The report not only critiques the flaws in the oil and gas industry’s estimates, but also points towards a more than viable alternative: wind energy. The report explains how offshore wind would create 91,000 more jobs than those offered by the oil and gas industries — which would double the job creation potential of offshore drilling in the Atlantic.
Meanwhile, oil and gas exploration, development and transportation actually pose a risk to the nearly 1.4 million jobs in coastal cities by introducing dangerous seismic airgun blasting and increasing the likelihood of disastrous oil spills. With over $95 billion in gross domestic product dependent upon the fishing, tourism and recreational industries of these coastal states, healthy ocean ecosystems are essential to the economic well-being of the East Coast.
Additionally, the report outlines how the profits portrayed by the oil and gas industry are short-term. The entire Atlantic Coast contains less than four percent of the nation’s oil reserves, and three percent of the gas reserves. Such a minimal and finite supply of oil and gas would only meet current national consumption rates for less than five months and ten months, respectively, by government estimates. Meanwhile, wind energy would double the amount of energy promised by recoverable oil and gas reserves. And unlike oil and gas, wind energy would be used to directly meet the ongoing power needs of the East Coast.

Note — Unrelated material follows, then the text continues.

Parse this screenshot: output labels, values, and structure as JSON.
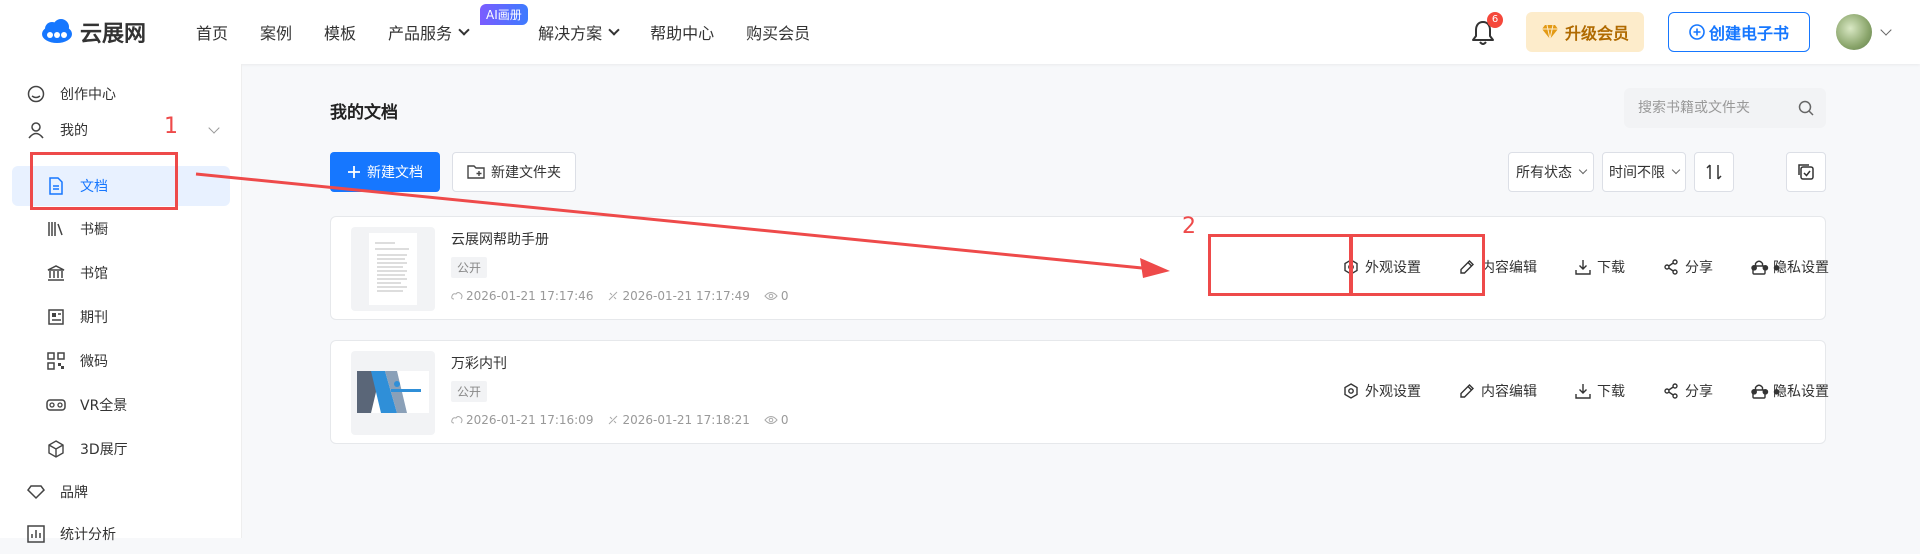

“A common misconception is that oil and gas resources stay in the area to be used to benefit local communities, but this is not the case,” says Menaquale. “Instead, these resources are sold on the global market, and only leave locals with the long-term risks of an oil spill and threats to their local economies.”
The report comes in light of the Bureau of Ocean Energy Management’s (BOEM) upcoming draft five-year plan for oil and gas leasing. Seeking to expand operations to the East Coast, the oil and gas industries have claimed that Atlantic offshore drilling could create thousands of jobs and generate millions of dollars in revenue, all while leading the country towards energy independence. Oceana, however, has found such claims to be highly misleading. The report notes that the estimates are dependent upon the inclusion of oil and gas reserves that are not economically recoverable to develop. Additionally, the revenue benefits touted by industry rely on a state revenue-sharing system that simply does not exist in the Atlantic.

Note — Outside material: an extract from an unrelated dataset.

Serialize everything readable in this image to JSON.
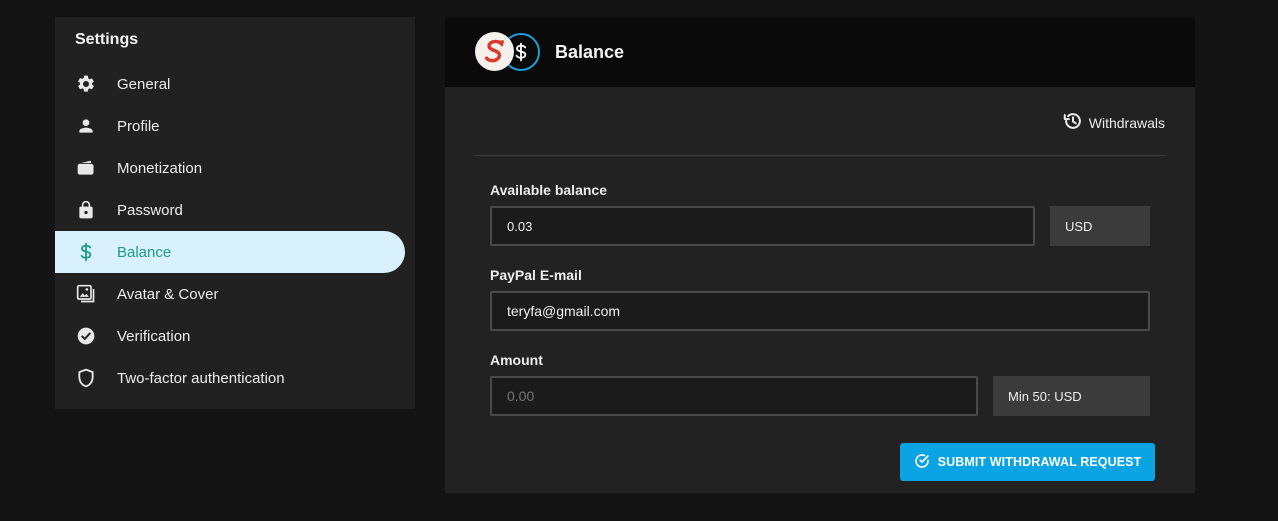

Ocean ecosystems and the communities that rely on their health are affected by oil and gas operations long before rigs are ever put in the water. In order to locate potential drilling sites, seismic airguns are used to search the ocean floor. These dynamite-like blasts are disruptive to sea life; by the governments own estimates, such blasts could harm injure as many as 138,000 marine mammals, like whales and dolphins. In addition, studies have shown that seismic blasts startle fish populations, putting fishermen’s livelihoods at risk. Despite such drastic consequences, the Obama administration is considering allowing such testing to begin in waters from Delaware to Florida, in an area twice the size as California.
“Instead of working to fully understand the potentially devastating consequences of rushing to develop offshore oil and gas, many elected officials are being blinded by Big Oil’s claims of imaginary short-term profits,” Menaquale said in a press release.
As the government’s draft five year plan approaches, the report allows the public to realize the true environmental and economic impacts of oil and gas, while offering an alternative that has already been in development for over 20 years abroad. And if given the opportunity, offshore wind would more than adequately supply power and jobs to the East Coast, paving the way for safe, clean alternative energy in the United States.
“Internationally, offshore wind capacities in 2013 demonstrated a 50 percent increase over the previous year, with Europe currently leading the way. The United States is now poised to demonstrate that offshore wind can be a commercially viable option, with plans underway to begin construction on the first offshore wind farm in U.S. waters this year,” Menaquale said.